Automatisierung von Vertragsverhandlungen für Smarte Vertragsabschlüsse

  • Konzept für automatisierten Vertragsabschluss in der Industrie 4.0
  • Untersuchung von Rechtsfragen im Zusammenhang mit dem automatisierten Vertragsabschluss
  • Design von Vertragsmustern für die automatisierte Vertragsverhandlung durch Softwareagenten
  • Entwicklung und Implementierung von Softwareagenten für die Vertragsverhandlung (Verhandlungsagenten)
  • Entwicklung und Implementierung von Softwareagenten für die Vertragsabschluss (Vertragsabschlussagenten)

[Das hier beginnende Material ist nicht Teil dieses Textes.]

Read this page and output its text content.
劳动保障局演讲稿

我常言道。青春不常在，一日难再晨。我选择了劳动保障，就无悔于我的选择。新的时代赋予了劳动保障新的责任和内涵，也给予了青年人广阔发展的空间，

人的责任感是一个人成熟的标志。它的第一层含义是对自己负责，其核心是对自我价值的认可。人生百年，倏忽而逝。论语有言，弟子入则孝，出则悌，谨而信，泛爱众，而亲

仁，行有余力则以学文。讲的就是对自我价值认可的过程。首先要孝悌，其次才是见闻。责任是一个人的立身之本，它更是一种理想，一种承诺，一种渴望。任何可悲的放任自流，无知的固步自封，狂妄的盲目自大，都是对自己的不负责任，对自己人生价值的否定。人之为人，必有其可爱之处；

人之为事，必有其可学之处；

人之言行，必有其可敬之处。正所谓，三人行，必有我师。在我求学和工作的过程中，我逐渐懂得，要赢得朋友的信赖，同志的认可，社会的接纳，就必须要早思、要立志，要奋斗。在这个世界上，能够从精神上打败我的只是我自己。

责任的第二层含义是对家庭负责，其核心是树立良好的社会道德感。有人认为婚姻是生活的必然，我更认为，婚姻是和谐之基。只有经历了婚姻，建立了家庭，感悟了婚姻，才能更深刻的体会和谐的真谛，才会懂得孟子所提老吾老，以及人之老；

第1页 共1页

Automatisierte Vertragsdurchführung - Smart Contracts

  • Analyse der Rechtsfragen von Smart Contracts
  • Entwicklung von Smart Contracts für zwei Use Cases basierend auf Accord (www.accordproject.org)
    • Transport
    • Warenproduktion
    • Zahlung durch Triggerlösung (SEPA-Zahlung, ausgelöst durch Smart Contracts )
  • Einbettung der Smart Contracts in Hyperledger Fabric (HLF) Blockchain
  • Instantiierung von Smart Contracts auf der Blockchain
  • Analyse von Rechtsfragen zu Blockchain-basierten Smart Contracts

Automatiserung der Vertrauenswürdigkeitsprüfung 

  • Grundlage: Vertrauenswürdigkeitsprofile (Kooperation der AG 3 PI4.0 und RRI Japan)
  • Konzept zu grundsätzlichen Fragen der Vertrauenswürdigkeit in der Industrie 4.0 (”Vertrauenswürdigkeitsprüfung als Teil des Risikomanagements”)
  • Konzept für die automatisierte Feststellung der Vertrauenswürdigkeit mit vier Komponenten:
    1. Abfrage von Informationen
    2. Bereitstellung von Informationen
    3. Verifizierung der Informationen (teilautomatisiert), z. B.
      • best. Informationen aus dem Handelsregister; Einträge jetzt als XML Dateien abrufbar
      • Zertifikatsregister z.B. im TÜV Nord Projekt
    4. Bewertung der Vertrauenswürdigkeit
  • Entwicklung von Software für die vier Elemente der Vertrauenswürdigkeitsprüfung
  • Einrichten und Betreiben der Software
     

Die Ergebnisse des Projekts sowie weitere Informationen werden über die Projektwebsite www.legaltestbed.org als Open-source-Produkte bereitgestellt.